Posted Jun 4, 2009 7:29 UTC (Thu) by Lennie (subscriber, #49641)
Posted Jun 5, 2009 2:22 UTC (Fri) by Duncan (guest, #6647)
Agreed in general that these aren't true users, and that there are
probably a lot of Ubuntu LiveCDs and installs in that group. However,
it's important to note that the *ix way of computing is a decently large
change in computing mindset, and that some portion of these will
ultimately become full-time Linux users.
(FWIW, I was in this segment for 2-3 years, around the turn of the
century, with Mandrake the distribution I was playing with. Then MS
decided they were going a different way than I was, and basically gave me
that last push I needed to make the jump, when they went the eXPrivacy and
remote authorization route. This for a user who had previously considered
most MS software "too important" to risk warezing, and who had previously
been spending probably 50% of his computing dollars on MS directly. But
after the push, I soon discovered how liberating the land of freedomware
was, and now look back at proprietaryware much like a defector looking
back at his former home -- I have a lot of friends and family I left
behind and will do what I can to help them make the jump as well, but
it's nowhere I want to be or can even visit, unless the regime changes and
becomes free as well. I no longer even consider proprietaryware, nor
could I without serious legal issues, as I can no longer agree to all
the !#@! demanded of proprietaryware users, whose masters, those supplying
the proprietaryware, really /do/ seem to think of them as slaves, not
actual human beings, with few if any rights worth considering.)
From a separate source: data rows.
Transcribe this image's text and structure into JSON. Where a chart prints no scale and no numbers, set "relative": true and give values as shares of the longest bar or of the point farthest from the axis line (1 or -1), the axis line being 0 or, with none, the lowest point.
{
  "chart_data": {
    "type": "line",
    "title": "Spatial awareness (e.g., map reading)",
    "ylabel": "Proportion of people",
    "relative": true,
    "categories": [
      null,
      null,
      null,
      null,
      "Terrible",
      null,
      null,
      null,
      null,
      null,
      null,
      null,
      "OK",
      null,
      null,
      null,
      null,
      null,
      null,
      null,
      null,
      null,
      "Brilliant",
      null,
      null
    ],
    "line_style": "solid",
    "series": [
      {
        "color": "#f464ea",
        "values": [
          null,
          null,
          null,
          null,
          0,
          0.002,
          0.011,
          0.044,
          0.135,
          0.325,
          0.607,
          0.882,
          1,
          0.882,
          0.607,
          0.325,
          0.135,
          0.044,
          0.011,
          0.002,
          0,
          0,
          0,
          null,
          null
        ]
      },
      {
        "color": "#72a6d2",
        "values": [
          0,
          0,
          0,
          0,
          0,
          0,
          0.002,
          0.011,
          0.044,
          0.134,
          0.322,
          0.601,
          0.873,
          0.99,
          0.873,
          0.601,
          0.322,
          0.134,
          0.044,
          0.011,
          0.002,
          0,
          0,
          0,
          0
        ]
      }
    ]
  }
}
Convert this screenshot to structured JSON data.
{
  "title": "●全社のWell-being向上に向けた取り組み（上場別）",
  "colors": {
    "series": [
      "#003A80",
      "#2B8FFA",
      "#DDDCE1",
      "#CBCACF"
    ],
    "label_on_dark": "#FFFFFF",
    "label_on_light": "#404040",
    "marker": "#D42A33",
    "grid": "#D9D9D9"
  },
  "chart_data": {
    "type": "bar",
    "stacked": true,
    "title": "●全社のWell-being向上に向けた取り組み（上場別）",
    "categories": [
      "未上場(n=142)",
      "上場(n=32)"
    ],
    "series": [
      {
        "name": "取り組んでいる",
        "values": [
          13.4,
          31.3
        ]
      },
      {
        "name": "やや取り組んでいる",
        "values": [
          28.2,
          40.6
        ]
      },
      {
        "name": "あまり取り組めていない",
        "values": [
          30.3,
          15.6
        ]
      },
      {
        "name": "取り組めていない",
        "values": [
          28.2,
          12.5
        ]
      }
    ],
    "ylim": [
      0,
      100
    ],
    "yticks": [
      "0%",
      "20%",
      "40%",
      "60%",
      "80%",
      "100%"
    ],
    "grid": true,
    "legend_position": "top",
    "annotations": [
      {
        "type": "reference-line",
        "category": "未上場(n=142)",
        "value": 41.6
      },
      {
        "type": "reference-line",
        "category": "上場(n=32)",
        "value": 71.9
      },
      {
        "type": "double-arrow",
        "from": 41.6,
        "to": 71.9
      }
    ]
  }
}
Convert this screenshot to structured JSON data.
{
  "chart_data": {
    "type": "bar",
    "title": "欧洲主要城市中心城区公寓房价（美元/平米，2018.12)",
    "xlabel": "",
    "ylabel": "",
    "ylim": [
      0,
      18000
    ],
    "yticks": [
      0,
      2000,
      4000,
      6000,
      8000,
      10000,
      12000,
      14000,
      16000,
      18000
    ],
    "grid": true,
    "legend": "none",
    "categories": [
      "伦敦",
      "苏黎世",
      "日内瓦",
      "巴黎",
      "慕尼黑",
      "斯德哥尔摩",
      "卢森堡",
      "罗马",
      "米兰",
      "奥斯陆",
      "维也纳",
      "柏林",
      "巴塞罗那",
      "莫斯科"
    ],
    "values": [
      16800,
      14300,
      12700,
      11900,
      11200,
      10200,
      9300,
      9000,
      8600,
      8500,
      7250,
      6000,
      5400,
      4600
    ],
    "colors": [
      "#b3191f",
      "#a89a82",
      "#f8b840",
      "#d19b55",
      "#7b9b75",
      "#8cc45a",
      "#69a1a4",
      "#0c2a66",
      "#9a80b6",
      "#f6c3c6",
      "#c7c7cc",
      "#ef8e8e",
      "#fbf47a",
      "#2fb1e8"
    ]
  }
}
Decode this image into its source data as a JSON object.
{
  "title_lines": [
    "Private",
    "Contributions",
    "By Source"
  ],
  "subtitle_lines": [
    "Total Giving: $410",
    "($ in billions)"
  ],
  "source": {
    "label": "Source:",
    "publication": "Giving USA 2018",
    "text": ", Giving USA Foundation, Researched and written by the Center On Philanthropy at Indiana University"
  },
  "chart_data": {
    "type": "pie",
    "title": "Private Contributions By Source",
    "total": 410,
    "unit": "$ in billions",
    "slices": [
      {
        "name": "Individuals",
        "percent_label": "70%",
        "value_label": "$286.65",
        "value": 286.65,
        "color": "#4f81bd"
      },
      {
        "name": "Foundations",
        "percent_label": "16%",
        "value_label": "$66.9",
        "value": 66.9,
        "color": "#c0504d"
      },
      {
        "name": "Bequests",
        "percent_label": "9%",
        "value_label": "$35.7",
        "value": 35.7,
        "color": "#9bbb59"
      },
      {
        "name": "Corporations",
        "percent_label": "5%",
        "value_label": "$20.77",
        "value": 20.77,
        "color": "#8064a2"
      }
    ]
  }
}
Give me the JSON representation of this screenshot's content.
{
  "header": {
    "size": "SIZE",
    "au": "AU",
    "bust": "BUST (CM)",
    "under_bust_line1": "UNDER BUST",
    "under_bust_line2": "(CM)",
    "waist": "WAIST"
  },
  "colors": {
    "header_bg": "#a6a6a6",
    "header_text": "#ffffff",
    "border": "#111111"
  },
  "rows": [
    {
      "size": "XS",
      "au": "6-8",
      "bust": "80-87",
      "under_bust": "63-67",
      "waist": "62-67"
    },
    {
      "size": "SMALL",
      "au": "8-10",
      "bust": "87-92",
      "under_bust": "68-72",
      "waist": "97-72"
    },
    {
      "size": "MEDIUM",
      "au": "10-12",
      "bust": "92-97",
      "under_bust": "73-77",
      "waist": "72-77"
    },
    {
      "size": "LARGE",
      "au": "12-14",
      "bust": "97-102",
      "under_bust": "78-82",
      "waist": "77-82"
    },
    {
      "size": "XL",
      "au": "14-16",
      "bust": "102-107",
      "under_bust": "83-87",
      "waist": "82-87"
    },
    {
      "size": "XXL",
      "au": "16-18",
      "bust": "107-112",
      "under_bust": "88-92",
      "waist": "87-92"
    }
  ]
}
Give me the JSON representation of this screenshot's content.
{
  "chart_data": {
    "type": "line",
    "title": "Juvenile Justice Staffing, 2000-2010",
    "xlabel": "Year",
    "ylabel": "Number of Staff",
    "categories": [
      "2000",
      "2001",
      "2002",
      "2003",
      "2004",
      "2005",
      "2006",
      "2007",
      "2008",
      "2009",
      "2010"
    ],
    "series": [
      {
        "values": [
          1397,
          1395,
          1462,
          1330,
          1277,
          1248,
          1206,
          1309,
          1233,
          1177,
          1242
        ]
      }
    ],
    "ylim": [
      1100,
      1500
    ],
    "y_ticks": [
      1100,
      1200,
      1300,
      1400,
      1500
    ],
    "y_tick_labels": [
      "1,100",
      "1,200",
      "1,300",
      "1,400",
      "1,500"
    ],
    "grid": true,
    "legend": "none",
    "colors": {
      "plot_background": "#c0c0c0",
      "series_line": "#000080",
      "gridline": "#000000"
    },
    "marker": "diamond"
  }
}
> These are probably the people who upgrade
> their Ubuntu every 6 months - I am sure
> that nobody who actually uses their computer
> would be crazy enough to do an upgrade so
Why not? I actually use my computer, running Gentoo, and upgrade on
average 2-3 times a week. In fact, I hate going a full week without an
upgrade as the changes start getting too large to easily cope with all at
once. Thus, I'd argue that six month upgrades, far from being too
frequent, are WAYYY too infrequent, by three orders of magnitude!
FWIW, I found the same issue on Mandrake and quickly switched to Cooker,
where the rolling updates were MUCH easier to cope with and most of the
big issues the release version upgraders had to cope with were incremental
changes I had dealt with as a matter of course tiny incremental bits at a
time, long months before. Six months is simply WAY too long for easy
upgrades, and going longer than that, you're needlessly losing out on
updates and features that make computing both easier and more pleasant.
Posted Jul 21, 2009 3:34 UTC (Tue) by jmm82 (guest, #59425)
I work at a start-up with about 10 Linux users and all but one use Ubuntu(the other uses Suse). Everyone I know that uses it are happy and yes we do *real* Linux programming stuff.